John Dominis/©Time Inc
Steve McQueen After Motorcycle Race, Mojave Desert, 1963
gelatin silver print
THE Magazine
April, 2014
A
smokey barroom
is filled with dancing couples, but Johnny Strabler stands alone, leaned
against the jukebox and tapping his fingers to the music. A laughing blond
sashays past him to ask “What are you rebelling against, Johnny?” Pausing,
Johnny studies the floor before responding, “Whaddya got?” —from The Wild One
IN
THE WILD ONE, MARLON BRANDO PLAYS THE CHAIN-SMOKING, down-on-his-luck
Johnny Strabler, who drawls his way through the movie with a nonchalance that
occurs as both practiced and organic. Brando’s 1953 portrayal of Johnny was in
many ways a wholly American testament to the era’s mood of glamorous unease,
collectively funneled into the films, music, and cultural ephemera of a nation.
If Johnny Strabler is one of Brando’s most memorable characters, he’s also one
of his quintessentially coolest. Its been said that America’s most valuable
cultural contribution is the concept of coolness—that intangible slick
something that separates the Millhouses from the Bart Simpsons of the world.
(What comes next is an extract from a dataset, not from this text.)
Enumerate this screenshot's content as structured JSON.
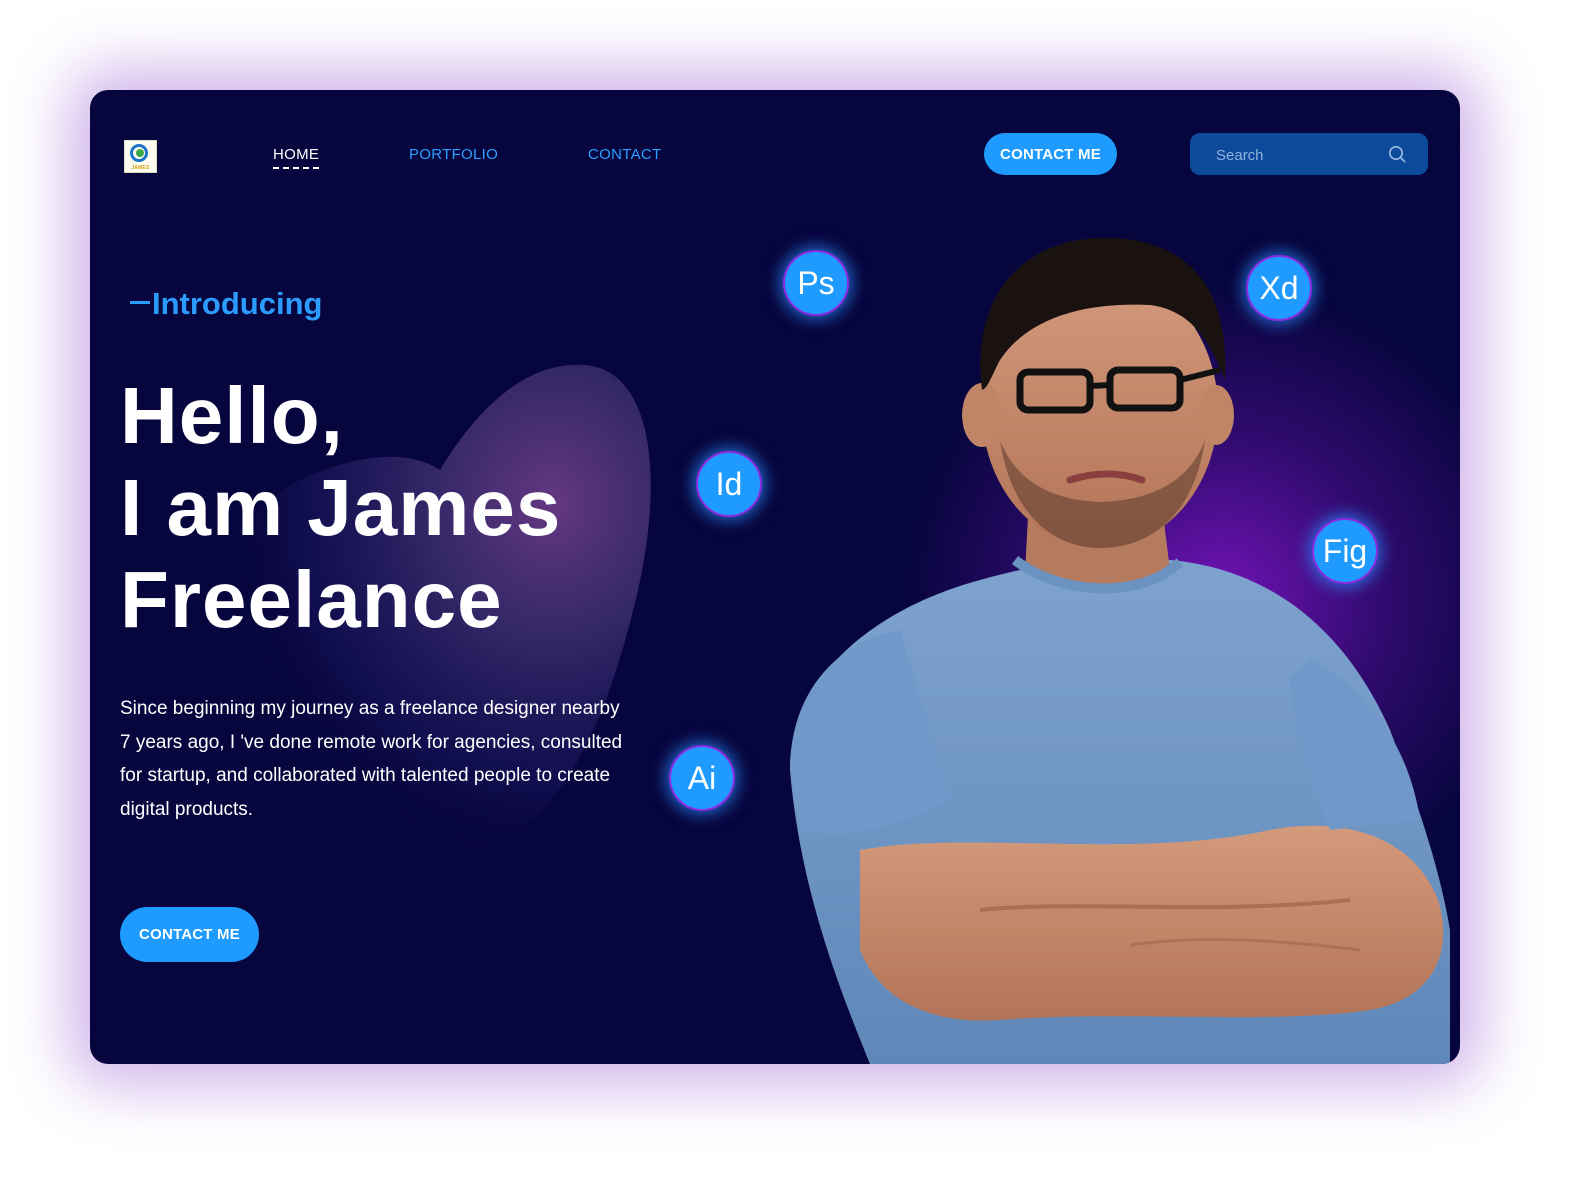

Before the middle of the twentieth century, teenagers weren’t thought of as
tastemakers, but several factors—most famously, of course, the hip-swiveling
music of Elvis and the raw gospel funk of James Brown—changed all that, and
suddenly young people became arbiters of the trends that mattered. This
represented a major separation between the hip and the square, and nobody had
more influence than movie stars and musicians. Monroe Gallery’s fantastic
exhibition When Cool Was King consolidates the look and feel of “cool” into a
tautly grouped showcase of some of its most notable harbingers. Dean Martin,
Lou Reed, and John Lennon are joined by a handful of others whose effortless
style and nonchalant attitudes constituted a veritable cultural takeover,
impacting tastemakers for generations to come.
What
makes a person hip? It certainly doesn’t hurt to look like Paul Newman,
represented here in a 1956 photo taken while he was playing hard-scrabble criminal-turnedboxer
Rocky Graziano in Somebody Up There Likes Me. A cigarette dangles haphazardly
from the actor’s smirking lips, and his heavy coat’s upturned collar frames the
preternaturally handsome features of his face. Strolling down a busy city street,
Newman looks unfettered and indifferent: consummately carefree and hopelessly,
heartbreakingly cool.
In
many ways, James Dean still sets the gold standard for cool. Who cares if a
rebel has a cause or not when he looks that good in blue jeans and a white
T-shirt? Richard Miller’s 1955 snap of the actor feels both intimate and
fantastically detached. He’s leaning against a gleaming hot rod to light a
cigarette, his famous hair is thick and tousled, his eyes shaded by aviator
sunglasses. Dean wears a snap-buttoned cowboy shirt tucked into his jeans, and
though the photo’s caption indicates that it was taken on the set of the epic
nouveau-Western Giant, the viewer can easily imagine that this is James Dean
being James Dean, on set or off: ethereally, effortlessly, impossibly cool.
We
might think of cool as shorthand for rebellion, whether conferred or assumed.
Fittingly then, leather, cigarettes, and copious amounts of sex appeal figure
prominently in this exhibition. Steve McQueen is emblematic of mid-century
cool, a status heartily bolstered by several photos on display. John Dominis’s
1963 shot of McQueen presents him as equal parts actor and sex symbol. His
right arm reaches upward into the sleeve of his leather bomber jacket. His hair
is wet, slicked to his forehead with sweat, and if we look closely—don’t blush,
dear reader—we can see the undone top button of his dungarees.
It
makes sense that a standout of the show, a picture of Frank Sinatra, comes from
the great photographer Sid Avery. One of the only color snapshots on view, it
depicts the most famous crooner of all time in a moment of meditative repose,
handsomely garbed in a light gray suit with matching fedora. His head is cocked
thoughtfully upward and his arms are crossed closely against his chest. It’s a
photo that flawlessly shows us what we already know: that for some people, cool
isn’t a feeling or even a mood, but a complete persona.
With
the exception of a smattering of shots of Edie Sedgwick and Jane Fonda, there’s
a paucity of hip ladies in When Cool Was King. Nevertheless, the exhibit is a
fingersnappingly swell good time. Images taken over half a century ago look
hipper than ever, proving that true glamour never really goes out of style.